President Eliot may have dimly understood this himself. When leaving Harvard, he produced the fifty-volume Harvard Classics (1909-1910), a Great Books, autodidactic path to liberal education, a path levelled, smoothed, and cleared of Greek and Latin debris by translating ancient masterworks into English. It was as if, in unconscious contrition, he was returning to an injured world the carcass of the humanist education he had drained of its lifeblood.

So, by the 1920s it had come to pass: vocational training, in the once hallowed halls of learning, had replaced education. The academy weeded out courses useless to that training. And the courses most conspicuous in their uselessness were Greek and Latin. Classical education became an elective, and few elected to learn Greek.

As the group pulse pounded at the sight of approaching prosperity, as more and more innovations appeared, as the use of coal spread, as industry expanded and petroleum’s discovery excited scenes in the public imagination of a black gold rush, as humanity increased its power to extract, consume and burn energy resources, the world population grew. At the same time, society withdrew its admiration for the contemplative life, previously a useful inspiration for the classically taught schoolchild.
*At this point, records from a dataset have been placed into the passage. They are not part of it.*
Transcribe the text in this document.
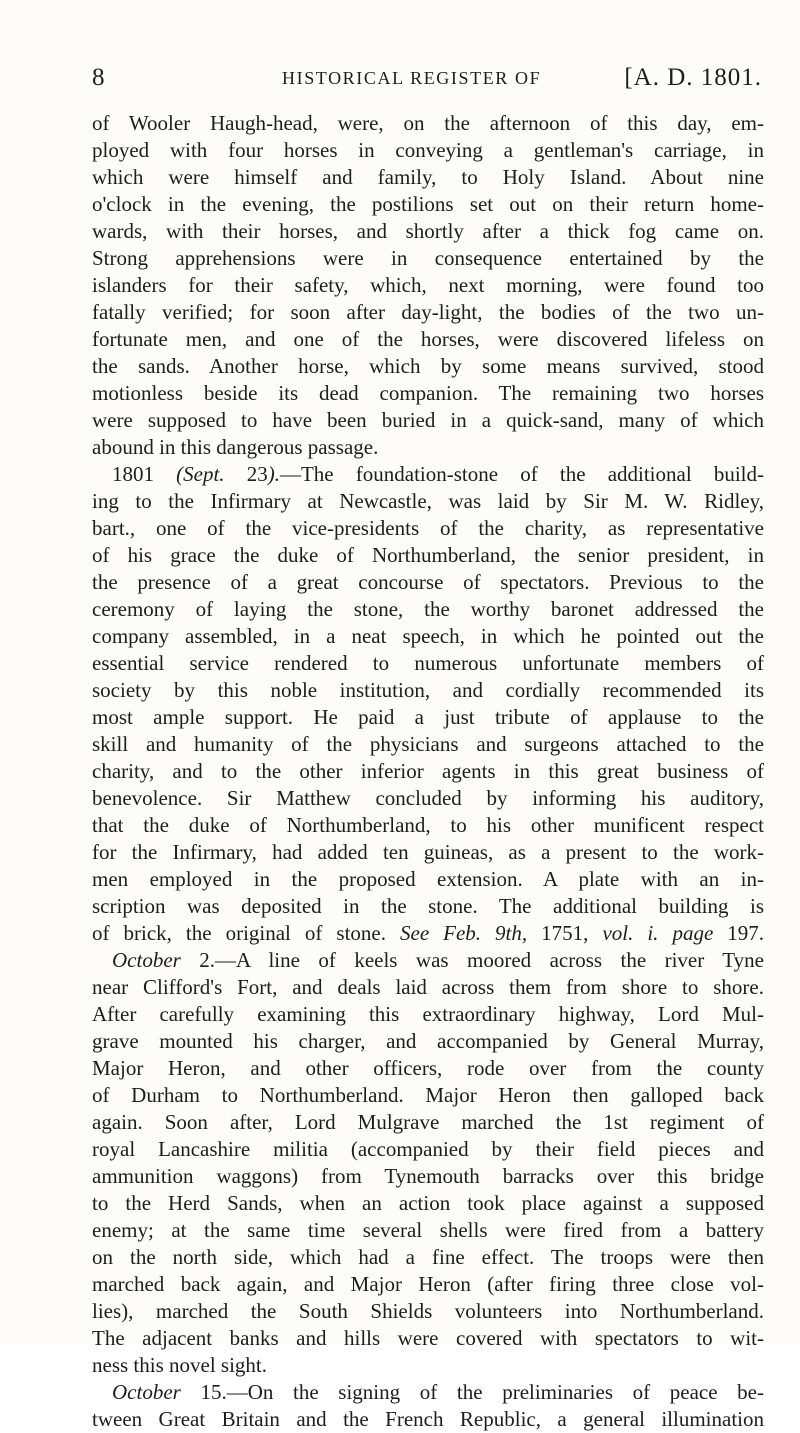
8	HISTORICAL REGISTER OF	[A. D. 1801.
of Wooler Haugh-head, were, on the afternoon of this day, em-
ployed with four horses in conveying a gentleman's carriage, in
which were himself and family, to Holy Island. About nine
o'clock in the evening, the postilions set out on their return home-
wards, with their horses, and shortly after a thick fog came on.
Strong apprehensions were in consequence entertained by the
islanders for their safety, which, next morning, were found too
fatally verified; for soon after day-light, the bodies of the two un-
fortunate men, and one of the horses, were discovered lifeless on
the sands. Another horse, which by some means survived, stood
motionless beside its dead companion. The remaining two horses
were supposed to have been buried in a quick-sand, many of which
abound in this dangerous passage.
1801 (Sept. 23).—The foundation-stone of the additional build-
ing to the Infirmary at Newcastle, was laid by Sir M. W. Ridley,
bart., one of the vice-presidents of the charity, as representative
of his grace the duke of Northumberland, the senior president, in
the presence of a great concourse of spectators. Previous to the
ceremony of laying the stone, the worthy baronet addressed the
company assembled, in a neat speech, in which he pointed out the
essential service rendered to numerous unfortunate members of
society by this noble institution, and cordially recommended its
most ample support. He paid a just tribute of applause to the
skill and humanity of the physicians and surgeons attached to the
charity, and to the other inferior agents in this great business of
benevolence. Sir Matthew concluded by informing his auditory,
that the duke of Northumberland, to his other munificent respect
for the Infirmary, had added ten guineas, as a present to the work-
men employed in the proposed extension. A plate with an in-
scription was deposited in the stone. The additional building is
of brick, the original of stone. See Feb. 9th, 1751, vol. i. page 197.
October 2.—A line of keels was moored across the river Tyne
near Clifford's Fort, and deals laid across them from shore to shore.
After carefully examining this extraordinary highway, Lord Mul-
grave mounted his charger, and accompanied by General Murray,
Major Heron, and other officers, rode over from the county
of Durham to Northumberland. Major Heron then galloped back
again. Soon after, Lord Mulgrave marched the 1st regiment of
royal Lancashire militia (accompanied by their field pieces and
ammunition waggons) from Tynemouth barracks over this bridge
to the Herd Sands, when an action took place against a supposed
enemy; at the same time several shells were fired from a battery
on the north side, which had a fine effect. The troops were then
marched back again, and Major Heron (after firing three close vol-
lies), marched the South Shields volunteers into Northumberland.
The adjacent banks and hills were covered with spectators to wit-
ness this novel sight.
October 15.—On the signing of the preliminaries of peace be-
tween Great Britain and the French Republic, a general illumination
The learned interpreted this withdrawal of respect as an envious warning shot across the academic bow and, as children of their tension-fleeing times, began to hide their lights beneath a bushel. The humanist university was passing away.


Mark Adair is a psychoanalyst practicing in his forty-sixth year. He has written for the International Journal of Psychoanalysis, Psychoanalytic Quarterly, and Journal of Clinical Psychoanalysis, and taught for thirty years on the clinical faculty of Dartmouth Medical School. As an amateur Classics scholar, Adair has lectured at The Classical Association of New England Summer Institute and translated from the Greek for the Classical Journal, a long debated passage in Plato’s Timaeus.


1 Melville’s phrase.

2 J. Engell, A. Dangerfield, “The market-model university: Humanities in the Age of Money,” Harvard Magazine (May-June 1998): 48-55.

3 The Association of American Medical Colleges says that students who major or double-major in Classics have a better success rate getting into medical school than do students who concentrate solely in biology, microbiology, and other branches of science (Princeton Review, 2018).

4 Small schools seem to have held out for a couple more decades. Middlebury College required Greek for admission until 1908.